Stealing Indian Land

These lands once belonged to the Kiowas and the Crows, but we whipped these nations out of them, and in this we did what the white men do when they want the lands of the Indians. We met the Kiowas and the Crows and whipped them at the Kiowa Creek, just below where we now are. We met them and whipped them again, and the last time at Crow Creek.

Oglala Lakota Leader Black Hawk, 1851; as quoted in a display at the Western Historic Trails Center in Council Bluffs, Iowa, designed and built by the National Park Service, and observed on 8/13/05.

Downside of Air Conditioning

It is hard to come up with a case against air conditioning in August. But Burt Folsom managed to do so at a Young America’s Foundation gathering on 8/1/05 (broadcast on CSPAN-2 on 8/2) He pointed out that before air conditioning, the stifling heat of a D.C. summer drove Congress out of town. After air conditioning, Congress stayed in session longer, passing more laws.

Debreu on Danger of Over-Mathematization of Economics

From Debreu’s Presidential Address before the American Economic Association:

In the past two decades, economic theory has been carried away further by a seemingly irresistible current that can be explained only partly by the intellectual successes of its mathematization.
Essential to an attempt at a fuller explanation are the values imprinted on an economist by his study of mathematics. When a theorist who has been so typed judges his scholarly work, those values do not play a silent role; they may play a decisive role. The very choice of the questions to which he tries to find answers is influenced by his mathematical background. Thus, the danger is ever present that the part of economics will become secondary, if not marginal, in that judgment. (p. 5)

Debreu, Gerard. “The Mathematization of Economic Theory.” American Economic Review 81, no. 1 (1991): 1-7.

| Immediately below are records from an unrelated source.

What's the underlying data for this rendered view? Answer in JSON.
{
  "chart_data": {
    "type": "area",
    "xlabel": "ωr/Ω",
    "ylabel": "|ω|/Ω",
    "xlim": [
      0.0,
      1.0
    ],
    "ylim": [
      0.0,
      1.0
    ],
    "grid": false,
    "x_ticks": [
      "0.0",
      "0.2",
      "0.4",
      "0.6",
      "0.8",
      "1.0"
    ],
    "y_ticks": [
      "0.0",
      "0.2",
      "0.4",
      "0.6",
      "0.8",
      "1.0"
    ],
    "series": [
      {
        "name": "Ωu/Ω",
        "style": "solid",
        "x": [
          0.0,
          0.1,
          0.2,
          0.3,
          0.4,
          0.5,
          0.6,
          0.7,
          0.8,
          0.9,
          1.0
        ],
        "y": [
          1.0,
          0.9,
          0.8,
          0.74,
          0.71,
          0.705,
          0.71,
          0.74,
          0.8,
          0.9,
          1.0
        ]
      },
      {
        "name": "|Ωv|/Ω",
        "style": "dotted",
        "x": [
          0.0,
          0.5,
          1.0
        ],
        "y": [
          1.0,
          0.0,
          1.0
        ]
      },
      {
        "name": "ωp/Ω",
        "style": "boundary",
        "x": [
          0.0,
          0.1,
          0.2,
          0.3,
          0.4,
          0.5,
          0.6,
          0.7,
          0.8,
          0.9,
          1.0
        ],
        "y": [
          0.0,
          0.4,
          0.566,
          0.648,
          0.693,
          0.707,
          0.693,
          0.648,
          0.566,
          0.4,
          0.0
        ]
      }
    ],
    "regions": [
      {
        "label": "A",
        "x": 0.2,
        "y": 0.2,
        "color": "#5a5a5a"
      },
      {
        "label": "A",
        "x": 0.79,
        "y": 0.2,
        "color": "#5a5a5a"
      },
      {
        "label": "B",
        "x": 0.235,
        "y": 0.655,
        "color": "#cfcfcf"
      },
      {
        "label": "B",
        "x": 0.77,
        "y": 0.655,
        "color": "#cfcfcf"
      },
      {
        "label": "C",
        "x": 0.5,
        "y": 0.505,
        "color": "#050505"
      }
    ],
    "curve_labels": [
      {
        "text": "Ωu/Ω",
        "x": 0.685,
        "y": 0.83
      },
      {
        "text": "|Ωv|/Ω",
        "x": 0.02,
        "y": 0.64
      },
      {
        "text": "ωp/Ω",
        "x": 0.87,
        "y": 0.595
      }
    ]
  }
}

Tenure and the Market as Protectors of Free Thought

Mark Blaug as a young tutor at Queens College in New York, endorsed a student petition protesting the firing of a left-wing tenured professor for having refused to co-operate with the Un-American Activities Committee. Less than a day later, Blaug received a note from the President of Queens College, telling Blaug that his choice was either to resign or be fired. He resigned.
Fortunately, he received a grant from the Social Science Research Council to complete his dissertation, after which, again seeking employment, he obtained a job interview at Yale:

(p. 77) In the course of the interview, I felt impelled to explain how I had lost my previous teaching position at Queens College. I always remember how Fellner cut me off, saying: ‘We don’t want to hear about that. This is a private college and what transpired at a public university a few years ago is of no concern to us.’ I never had a better demonstration of Milton Friedman’s thesis that a free market, by multiplying the number of probable employers, is more likely to secure liberty for the individual than a socialist system in which the state is a monopsonist.

Source:
Blaug, Mark. “Not Only an Economist: Autobiographical Reflections of a Historian of Economic Thought.” In Reflections of Eminent Economists, edited by Michael Szenberg and Lall Ramrattan, 71-94. Cheltenham, UK: Edward Elgar, 2004.